Searching as an Expression Of Demand

When people search, they are expressing a request, whether they are researching or making a purchase online, whether they are looking for information on a topic that interests them, whether they are looking for a specific website, or whether they are looking for a specific website or making a purchase online. they need a route to a physical store. Analyzing this demand provides important clues not only to drive the creation of premium content, but also to make business decisions such as optimizing product offerings, inventory, and merchandising.


Hundreds of millions of people enter billions of search terms daily, not only in search engines, but also in sources such as Amazon, Facebook and YouTube. By aggregating this data and analyzing it against your own market, you can extract a wealth of information.
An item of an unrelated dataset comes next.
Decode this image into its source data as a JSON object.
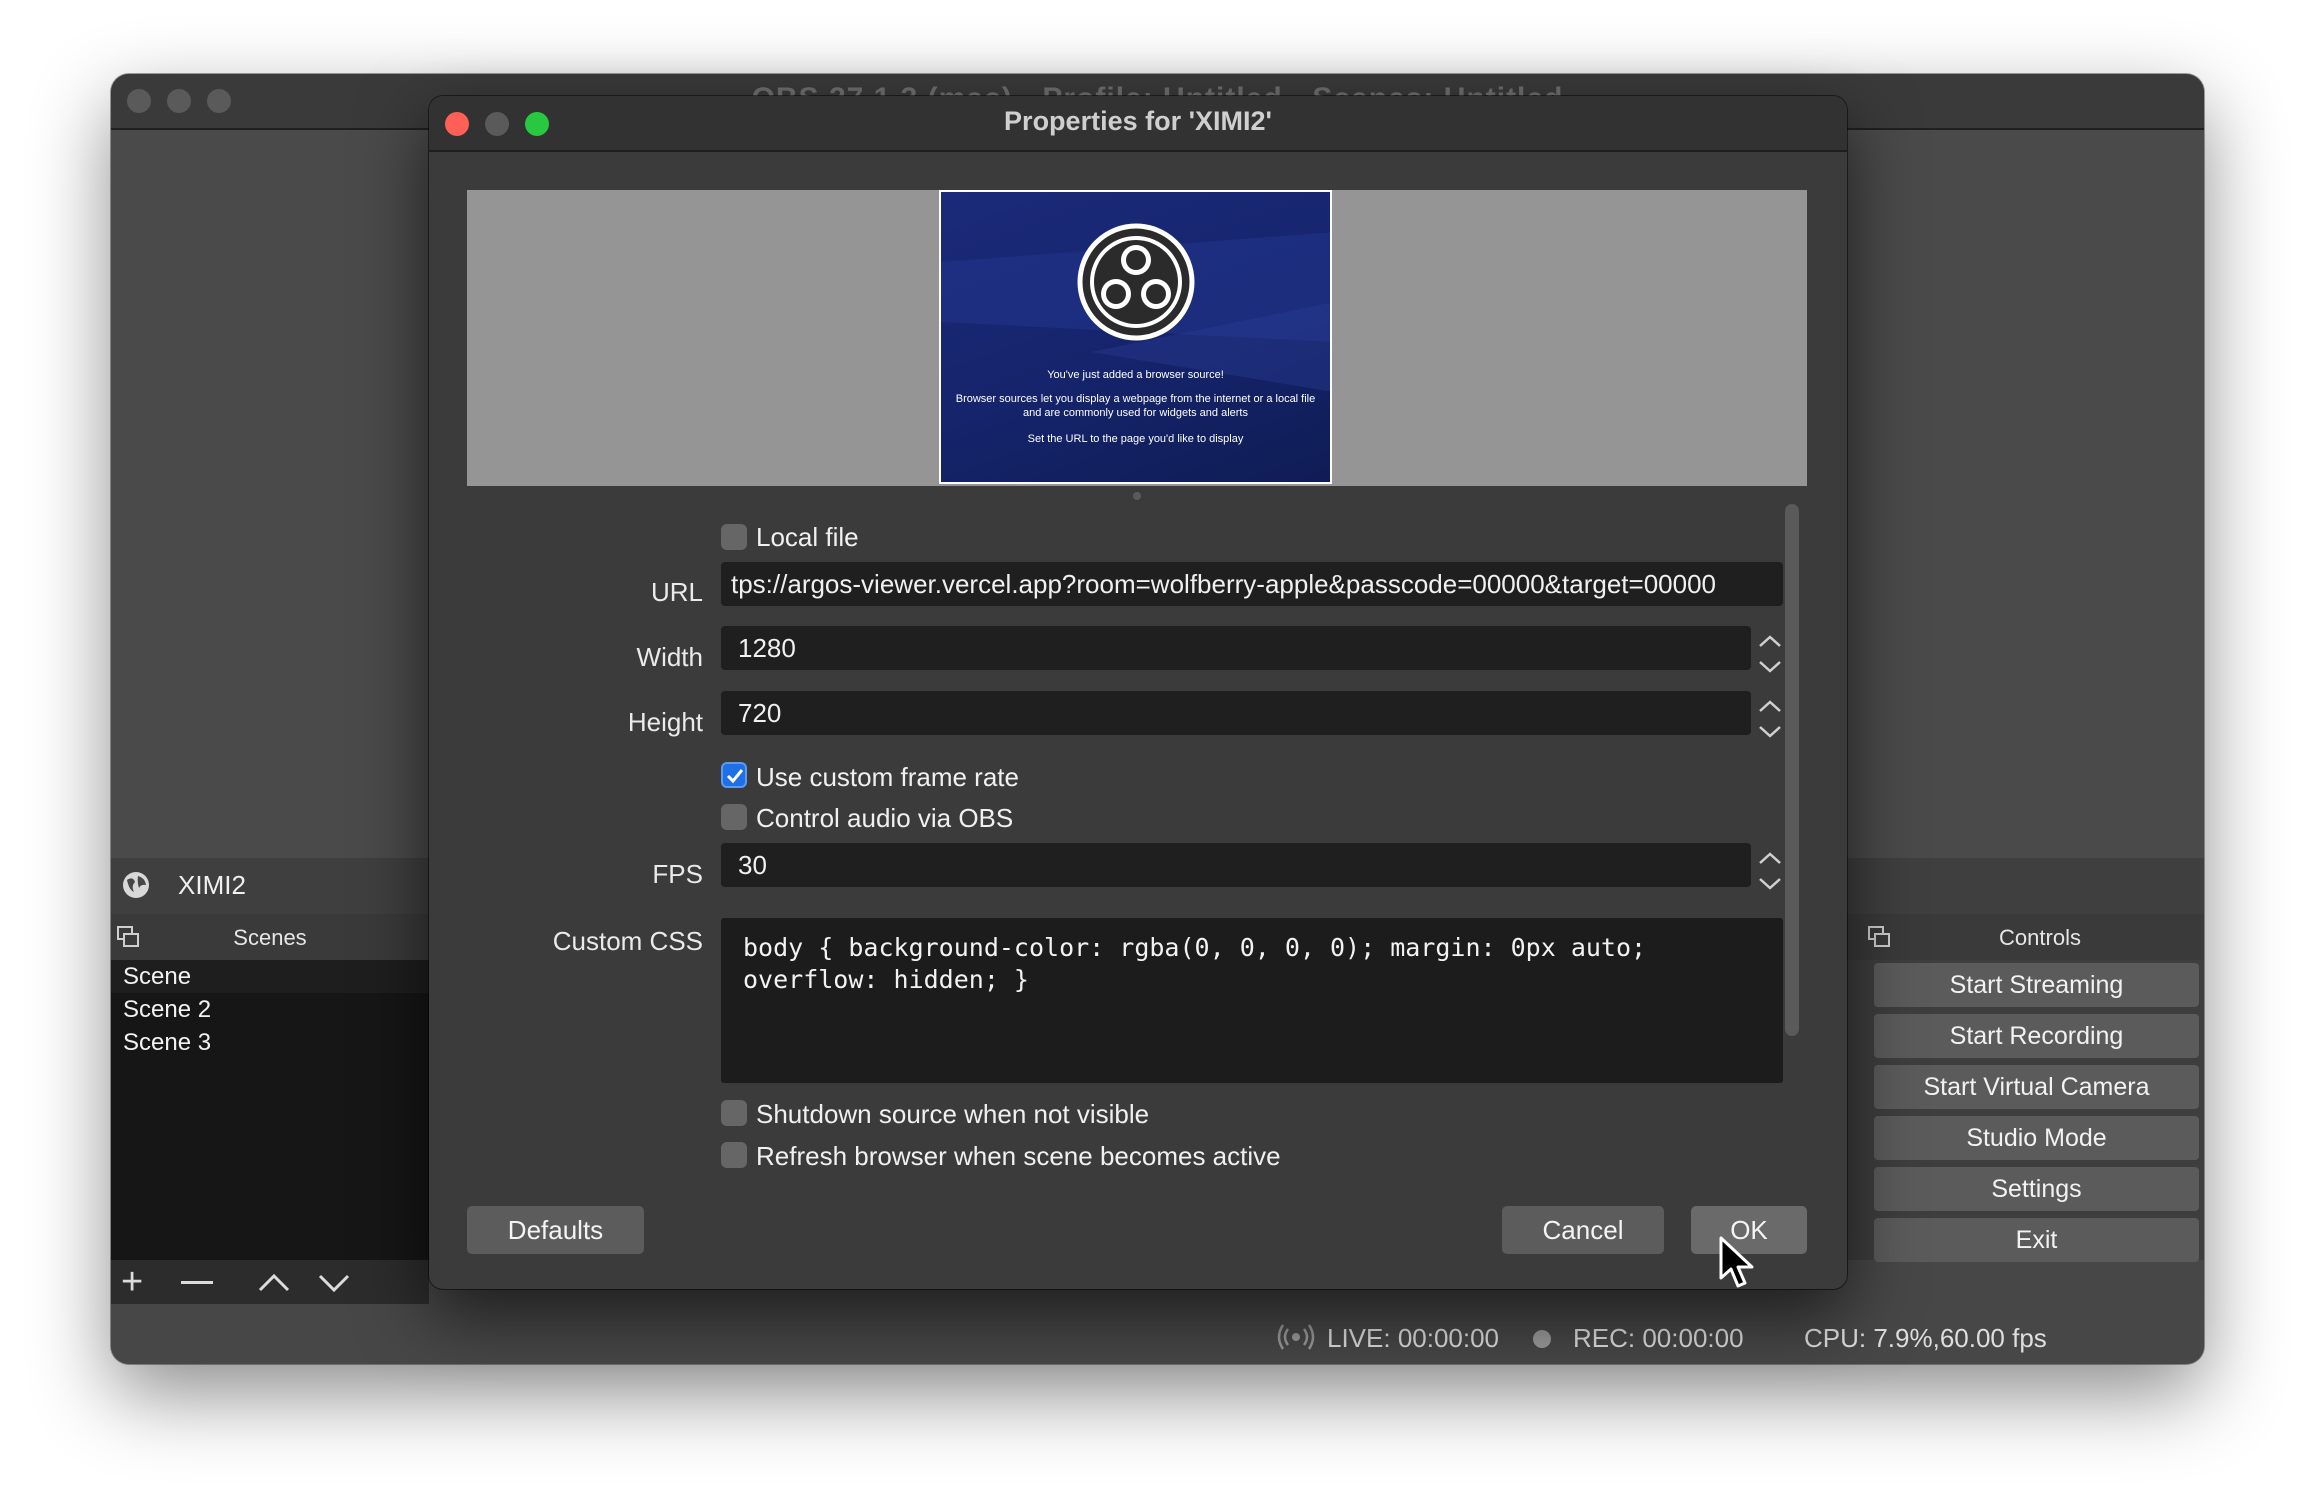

At the start of the pandemic, for example, in the toys and games industry, searches for adult puzzles skyrocketed as locked-in consumers scoured the web for things to do. Our internal data indicates that requests for children’s jigsaw puzzles were leveling off, while those for 2,000-piece jigsaw puzzles for adults were twice as high as in 2019.


It’s not just search volumes that fluctuate. Today, about 15% of monthly searches are new, never used before. That’s because people have moved from typing unique keywords to typing (or pronouncing) more nuanced and complex phrases in search engines. For businesses, this means that you can focus much more on the specific wants and demands that people express during research.

Understanding Demand In Practice

It sounds pretty technical, so here’s a real-life example based on one of my personal passions: volleyball. If your business specializes in volleyball shoes, research experts can build a taxonomy of all the ways people search for your products, including the different types of searches and the words they use.


This can help you get a rough estimate or estimate of the level of potential demand in the market, distinguishing between transactional searches (when people search with the intention of making a purchase now) and those in which they are searching or seek information, possibly before a future transaction.

You can analyze the brands that people are looking for and the level of interest they arouse, not only the “big guns” like Nike and Adidas, but also the specialty suppliers that your business might be in direct competition with. It is possible to understand seasonality and geographic differences (when searches increase throughout the year and where), as well as the questions people ask and the characteristics they look for.